MicroRNA molecules are a part of the complex machinery of gene expression that builds proteins from the blueprints encoded in DNA. This machinery determines levels of specific proteins in a cell. By doing so it steers cell processes, and is in turn steered by the structures and activities of those proteins. A cell is an enormously intricate feedback loop.
Individual differences in longevity exist for entities living in very similar environments, and these differences have to arise from some collection of mechanisms - such as the differences in gene expression between individuals. Here researchers move from checking global gene expression levels to checking microRNA levels in much the same way: to see if they can find correlations between specific microRNA molecules and individual longevity. No amazing results yet, but these are early days:
In the round worm Caenorhabditis elegans, genetically identical animals exhibit large differences in their lifespan with associated declines in motor skills and pathogen resistance. We have previously shown that aging behavioral phenotypes in individual worms are associated with statistically significant changes in gene expression. We hypothesized that the distinct age dependent gene expression profiles that exist between genetically identical individuals are likely to be mediated through variations in gene regulatory networks. miRNAs represent likely candidates for mediating some of this variation in expression as they are known modulators of gene expression, which have been shown to act to facilitate the robustness of such networks.

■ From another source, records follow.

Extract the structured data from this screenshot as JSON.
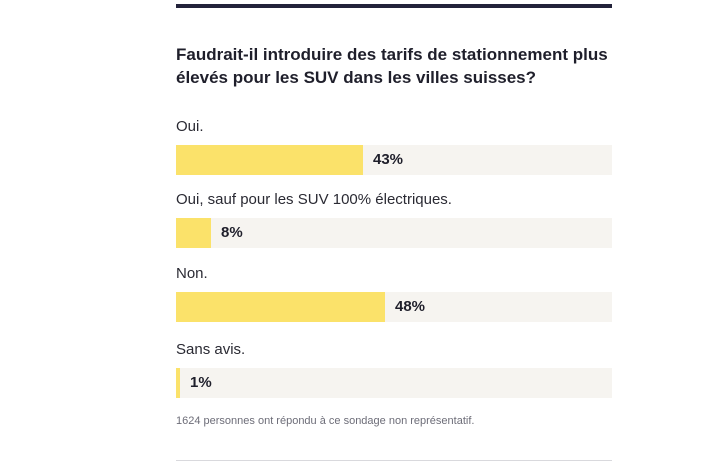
{
  "poll": {
    "question": "Faudrait-il introduire des tarifs de stationnement plus élevés pour les SUV dans les villes suisses?",
    "options": [
      {
        "label": "Oui.",
        "percent_label": "43%",
        "value": 43
      },
      {
        "label": "Oui, sauf pour les SUV 100% électriques.",
        "percent_label": "8%",
        "value": 8
      },
      {
        "label": "Non.",
        "percent_label": "48%",
        "value": 48
      },
      {
        "label": "Sans avis.",
        "percent_label": "1%",
        "value": 1
      }
    ],
    "footnote": "1624 personnes ont répondu à ce sondage non représentatif."
  },
  "colors": {
    "bar_fill": "#fbe26a",
    "track": "#f6f4f0",
    "top_bar": "#22223a"
  }
}
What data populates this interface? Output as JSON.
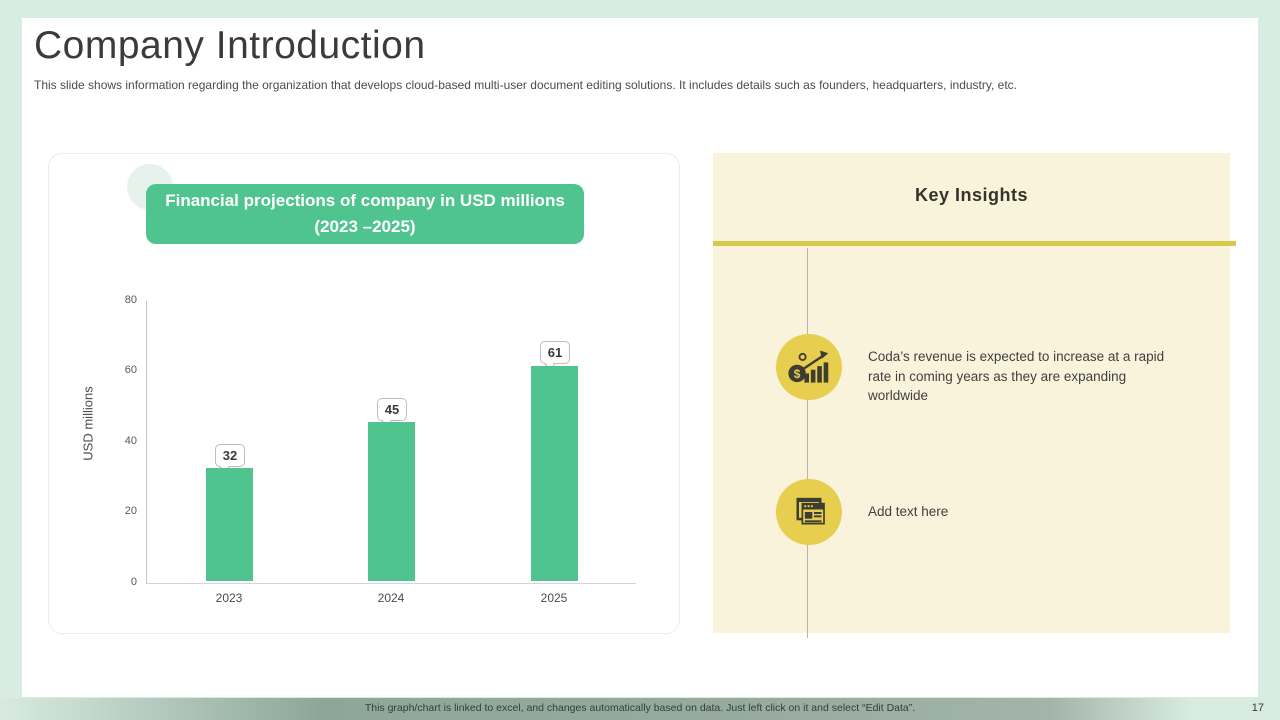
{
  "header": {
    "title": "Company Introduction",
    "subtitle": "This slide shows information regarding the organization that develops cloud-based multi-user document editing solutions. It includes details such as founders, headquarters, industry, etc."
  },
  "chart_data": {
    "type": "bar",
    "title": "Financial projections of company in USD millions (2023 –2025)",
    "categories": [
      "2023",
      "2024",
      "2025"
    ],
    "values": [
      32,
      45,
      61
    ],
    "xlabel": "",
    "ylabel": "USD millions",
    "ylim": [
      0,
      80
    ],
    "yticks": [
      80,
      60,
      40,
      20,
      0
    ],
    "grid": false,
    "legend": "none",
    "bar_color": "#4fc48f",
    "data_labels": "callout boxes above bars"
  },
  "insights": {
    "heading": "Key Insights",
    "items": [
      {
        "icon": "revenue-growth-icon",
        "text": "Coda’s revenue is expected to increase at a rapid rate in coming years as they are expanding worldwide"
      },
      {
        "icon": "documents-icon",
        "text": "Add text here"
      }
    ]
  },
  "footer": {
    "note": "This graph/chart is linked to excel, and changes automatically based on data. Just left click on it and select “Edit Data”.",
    "page_number": "17"
  },
  "colors": {
    "background_mint": "#d9ece2",
    "bar_green": "#4fc48f",
    "panel_cream": "#faf3dc",
    "divider_yellow": "#d8c94a",
    "icon_circle_yellow": "#e7ce4e",
    "icon_glyph_dark": "#3e3d32"
  }
}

We measured the abundance of 69 miRNAs expressed in individual animals at different ages [and] found that miRNA abundance was highly variable between individual worms raised under identical conditions and that expression variability generally increased with age. To identify expression differences associated with either reproductive or somatic tissues, we analyzed wild type and mutants that lacked germlines. miRNAs from the mir-35-41 cluster increased in abundance with age in wild type animals, but were nearly absent from mutants lacking a germline, suggesting their age-related increase originates from the germline. Most miRNAs with age-dependent levels did not have a major effect on lifespan, as corresponding deletion mutants exhibited wild-type lifespans. The major exception to this was mir-71, which increased in abundance with age and was required for normal longevity. Our genetic characterization indicates that mir-71 acts at least partly in parallel to insulin/IGF like signals to influence lifespan.